Ger 1,4-5.17-19
Nei giorni del re Giosìa, mi fu rivolta questa parola del Signore: «Prima di formarti nel grembo materno, ti ho conosciuto, prima che tu uscissi alla luce, ti ho consacrato; ti ho stabilito profeta delle nazioni. Tu, dunque, stringi la veste ai fianchi, àlzati e di’ loro tutto ciò che ti ordinerò; non spaventarti di fronte a loro, altrimenti sarò io a farti paura davanti a loro.
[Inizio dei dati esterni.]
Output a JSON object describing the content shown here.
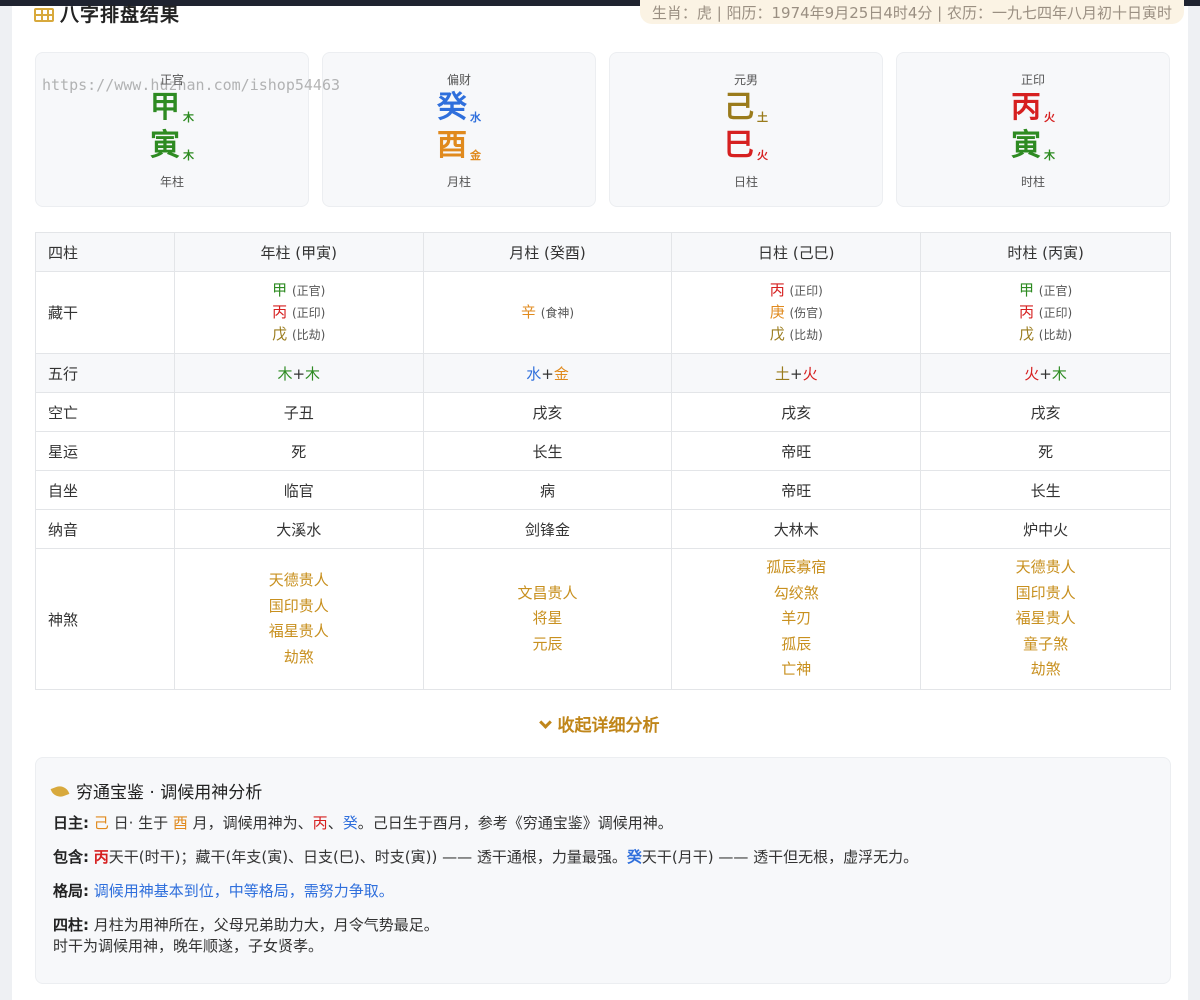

Ed ecco, oggi io faccio di te come una città fortificata, una colonna di ferro e un muro di bronzo contro tutto il paese, contro i re di Giuda e i suoi capi, contro i suoi sacerdoti e il popolo del paese. Ti faranno guerra, ma non ti vinceranno, perché io sono con te per salvarti».
1 Cor 12,31-13,13
Fratelli, desiderate intensamente i carismi più grandi. E allora, vi mostro la via più sublime.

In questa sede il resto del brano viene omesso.